Sir Yuet-keung obtained his B.A. degree at the University of Hong Kong in 1934. He then studied at the London School of Economics and was articled to a London firm before returning here in 1938 to take up a career in banking and the law. His thorough grasp of each of these exacting fields has eventually made him a senior partner in the respected legal firm of Lo and Lo and Chairman of the Board of Directors of the Bank of East Asia. If commerce is the life-stream of our society it is contained in its course by the supporting banks of finance and the law. As we all know, Sir Yuet-keung has shown himself to be a mighty builder of banks and he has buttressed the dykes of our prosperity with the precision of a lawyer. The concrete results of his labours stand all around us and the confidence this brings is no small part of his achievement.
This achievement, which would prompt a lifetime of emulation by other men, has been but the means by which he has made his larger contribution to our society. Unsparingly, he has exercised his talents in the service of the community. As we review his long and distinguished career one is perforce astonished by the range of his activities. He was appointed an Unofficial Justice of the Peace in 1949 and to the Urban Council in 1957. Since 1961 he has served regularly on the Legislative and Executive Councils, becoming senior Unofficial Member in 1968. A man of energy, patience, and vision, he has constantly inspired our public deliberations. His qualities of leadership, often involving a combative defence of law and order, have given a much needed direction and discipline to our polyglot society. At times, Prometheus-like he has drawn fire from the heavens, not to shatter and destroy, but to dispel the shadows of complacency and sloth. He has brought clarity to our affairs and summoned us to a higher purpose.
Mr. Chancellor, it is the nature of luminaries that they are in fact larger than the images they project. To appreciate the real measure of Sir Yuet-keung's public service we should remind ourselves of his long hours of meticulous and careful labour unstintingly given and largely unnoticed except in the final result.
He has constantly displayed the rare capacity of the master builder, the ability to toil as well as to plan.

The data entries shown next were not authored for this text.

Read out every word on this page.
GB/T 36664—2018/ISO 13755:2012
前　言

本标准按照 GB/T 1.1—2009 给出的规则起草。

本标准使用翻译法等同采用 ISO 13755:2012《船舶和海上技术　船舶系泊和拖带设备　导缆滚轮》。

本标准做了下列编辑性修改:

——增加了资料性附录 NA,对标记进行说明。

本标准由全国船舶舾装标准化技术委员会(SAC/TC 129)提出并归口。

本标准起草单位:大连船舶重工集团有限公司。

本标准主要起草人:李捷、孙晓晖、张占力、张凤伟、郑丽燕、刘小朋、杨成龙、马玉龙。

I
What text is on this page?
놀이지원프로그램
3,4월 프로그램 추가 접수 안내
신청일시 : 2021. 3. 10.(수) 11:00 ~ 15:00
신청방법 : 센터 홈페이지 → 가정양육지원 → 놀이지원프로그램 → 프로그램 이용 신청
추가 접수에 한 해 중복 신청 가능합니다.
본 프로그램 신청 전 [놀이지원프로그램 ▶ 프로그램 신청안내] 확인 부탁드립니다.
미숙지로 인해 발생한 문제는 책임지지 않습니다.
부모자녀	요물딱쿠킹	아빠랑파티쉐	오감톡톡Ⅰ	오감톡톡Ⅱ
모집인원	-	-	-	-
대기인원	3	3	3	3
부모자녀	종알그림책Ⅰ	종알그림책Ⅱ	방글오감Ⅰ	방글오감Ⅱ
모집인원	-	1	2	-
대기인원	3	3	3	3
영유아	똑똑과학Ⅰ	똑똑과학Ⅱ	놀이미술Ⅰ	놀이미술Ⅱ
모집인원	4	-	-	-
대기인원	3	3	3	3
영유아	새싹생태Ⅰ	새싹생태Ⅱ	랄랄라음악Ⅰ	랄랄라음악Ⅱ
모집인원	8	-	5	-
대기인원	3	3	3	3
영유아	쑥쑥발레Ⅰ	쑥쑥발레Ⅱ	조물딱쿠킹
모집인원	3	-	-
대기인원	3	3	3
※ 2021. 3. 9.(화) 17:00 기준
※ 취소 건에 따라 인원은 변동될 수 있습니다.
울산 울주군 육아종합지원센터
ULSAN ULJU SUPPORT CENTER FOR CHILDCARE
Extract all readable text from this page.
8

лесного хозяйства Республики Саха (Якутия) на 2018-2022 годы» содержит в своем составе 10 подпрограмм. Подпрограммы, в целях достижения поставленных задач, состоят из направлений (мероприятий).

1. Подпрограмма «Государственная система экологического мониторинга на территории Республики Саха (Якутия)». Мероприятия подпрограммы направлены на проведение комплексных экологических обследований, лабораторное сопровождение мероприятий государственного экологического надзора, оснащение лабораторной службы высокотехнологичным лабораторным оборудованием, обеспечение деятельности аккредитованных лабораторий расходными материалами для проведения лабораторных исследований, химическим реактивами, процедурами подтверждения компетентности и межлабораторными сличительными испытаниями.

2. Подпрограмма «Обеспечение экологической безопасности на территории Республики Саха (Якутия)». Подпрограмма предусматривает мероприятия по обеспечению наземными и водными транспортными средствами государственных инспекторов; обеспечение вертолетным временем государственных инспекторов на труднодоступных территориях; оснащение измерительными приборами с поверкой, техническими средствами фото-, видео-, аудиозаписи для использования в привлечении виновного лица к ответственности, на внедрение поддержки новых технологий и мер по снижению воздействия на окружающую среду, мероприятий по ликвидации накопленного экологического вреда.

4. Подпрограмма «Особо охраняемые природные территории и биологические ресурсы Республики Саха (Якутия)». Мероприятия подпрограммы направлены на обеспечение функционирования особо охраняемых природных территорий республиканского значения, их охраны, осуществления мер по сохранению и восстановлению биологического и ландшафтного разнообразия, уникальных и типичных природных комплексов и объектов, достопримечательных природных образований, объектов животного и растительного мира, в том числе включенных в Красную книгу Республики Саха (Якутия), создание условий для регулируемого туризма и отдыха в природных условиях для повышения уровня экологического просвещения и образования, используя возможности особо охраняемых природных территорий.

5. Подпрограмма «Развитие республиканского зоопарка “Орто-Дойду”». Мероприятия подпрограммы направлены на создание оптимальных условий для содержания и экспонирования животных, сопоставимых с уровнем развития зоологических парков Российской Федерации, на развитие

As Chairman of the Board of Governors of Chung Chi College he involved himself in the academic planning of that institution, providing it with a constitution which essentially became the constitution of the Chinese University of Hong Kong. He has given his time unsparingly to our sister university, serving as a member of their Council from 1964 to 1967, and as chairman since 1971. He is a member of the Court of our University. He has served as chairman or member of the Public Transport Advisory Committee, the School Medical Service Board, the Hong Kong Authority, the Public Services Commission, the Social Welfare Advisory Committee, and the Finance Committee of the Legislative Council amongst others. He is the present Chairman of the Hong Kong Trade Development Council and serves on innumerable committees with a range of activities stretching from narcotics control to the preservation of Chinese temples, from the provisioning of playgrounds to the regulation of lawyers.
The disciplined sweep of his ordered mind has encompassed a rugged landscape of intractable wildernesses - the swamps and entanglements of our communal affairs - in which the ordinary man would have remained lost forever. He has even shown an ability to tame the bears and the bulls and. as a result of his endeavours, we may expect them to lie down together. His resourcefulness is matched only by his inexhaustible energy.
In his work Sir Yuet-keung has displayed the wisdom of a Solomon, the constitution of a Solomon, and the determination and strength of a Hercules in fulfilling the tasks which he has so readily shouldered and accomplished for the public good. The lodestar of his career, the guiding principle which has impelled him and encouraged others, is his complete integrity and unwavering faith in the future of our community.
Honours have naturally followed in his trail - the O.B.E., the C.B.E., and from the Chinese University the honorary LL.D. The well-deserved Knighthood came in 1972. It is a mark of the man that he wears these laurels as lightly as he shoulders his responsibilities. We would now wish to offer our tribute by asking you to confer on him the honorary degree of Doctor of Laws.